The documentation burden will likely shift from illustrating how activities qualify based on Section 174 criteria to showing an exhaustive process was undertaken that proves all Section 174 eligible expenses were identified and included.

State and Local Tax Implications
Different states will likely have varying conformities to the new Section 174 provision. Some states have rolling conformity to the Internal Revenue Code and will likely require the capitalization of R&E expenditures in accordance with the new provision, while other states do not automatically conform and may wait for the outcome of legislative action or simply decide to decouple from the capitalization requirement.

Interplay with the R&D Tax Credit
On the bright side, the R&D tax credit may be a useful tool for helping offset the additional tax burden created by the new capitalization and amortization requirements of Sec 174. Where the R&D tax credit has not been utilized by companies with historical operating losses, such as many tech and life sciences startups, claiming R&D tax credits for the first time may propel some of these companies into a taxable income situation after their net operating losses are burned through.

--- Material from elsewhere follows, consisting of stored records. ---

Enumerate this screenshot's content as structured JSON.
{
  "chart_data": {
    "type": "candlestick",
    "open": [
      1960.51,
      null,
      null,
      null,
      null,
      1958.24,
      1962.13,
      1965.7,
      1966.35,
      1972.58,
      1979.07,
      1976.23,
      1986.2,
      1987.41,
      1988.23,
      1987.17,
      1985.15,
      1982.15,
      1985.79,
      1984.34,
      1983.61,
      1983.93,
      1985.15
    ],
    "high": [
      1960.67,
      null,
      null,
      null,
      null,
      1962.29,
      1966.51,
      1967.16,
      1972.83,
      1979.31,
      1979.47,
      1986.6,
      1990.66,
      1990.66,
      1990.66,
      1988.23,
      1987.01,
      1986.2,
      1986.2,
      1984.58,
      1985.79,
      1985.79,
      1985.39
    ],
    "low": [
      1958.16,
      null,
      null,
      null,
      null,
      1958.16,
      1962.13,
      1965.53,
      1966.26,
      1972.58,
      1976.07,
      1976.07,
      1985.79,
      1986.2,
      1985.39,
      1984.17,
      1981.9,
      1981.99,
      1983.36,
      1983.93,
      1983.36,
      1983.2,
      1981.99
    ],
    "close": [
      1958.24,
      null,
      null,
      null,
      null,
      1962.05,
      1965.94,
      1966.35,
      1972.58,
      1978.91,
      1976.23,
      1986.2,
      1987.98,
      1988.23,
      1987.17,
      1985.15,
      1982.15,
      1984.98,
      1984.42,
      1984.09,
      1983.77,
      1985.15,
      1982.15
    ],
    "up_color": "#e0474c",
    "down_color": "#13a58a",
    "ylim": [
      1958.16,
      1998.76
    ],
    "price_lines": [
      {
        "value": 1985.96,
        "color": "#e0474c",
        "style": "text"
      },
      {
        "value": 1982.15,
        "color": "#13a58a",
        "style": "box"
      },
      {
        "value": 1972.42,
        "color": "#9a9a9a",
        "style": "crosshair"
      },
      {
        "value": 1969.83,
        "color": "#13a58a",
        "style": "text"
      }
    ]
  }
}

Additionally, the recently passed Inflation Reduction Act of 2022 provides an enhanced R&D payroll tax credit for qualified small businesses. This new legislation doubles the taxpayer opportunity from $1.25 million to $2.5 million over five years, which can be used to offset Social Security and Medicare taxes.

2) NEW DOCUMENTATION REQUIREMENTS WHEN AMENDING PREVIOUSLY FILED TAX RETURNS TO CLAIM
MISSED R&D TAX CREDIT OPPORTUNITIES

Taxpayers who were eligible for the R&D tax credit in prior years but didn’t claim it may file amended returns to try to claim these missed credits. Often these are tech and life sciences startups. The decision to amend will need to be weighed much more heavily, however, as the IRS has significantly tightened the requirements for filing R&D tax credit refund claims.

To be considered sufficient, a refund claim must now include:

  • identification of all business components and new or improved products and processes on which the claim is based
  • for each business component, identification of specific research activities performed, all of the individuals who performed them,
    and the specific information each individual was seeking to discover
  • total qualified employee wage expenses, total qualified supply expenses, and total qualified contract research expenses for the
    amended claim year — these can be included in the form 6765.

Each of these “items of information” must be submitted when the refund claim is filed, along with a declaration, signed under penalty of perjury, verifying their accuracy.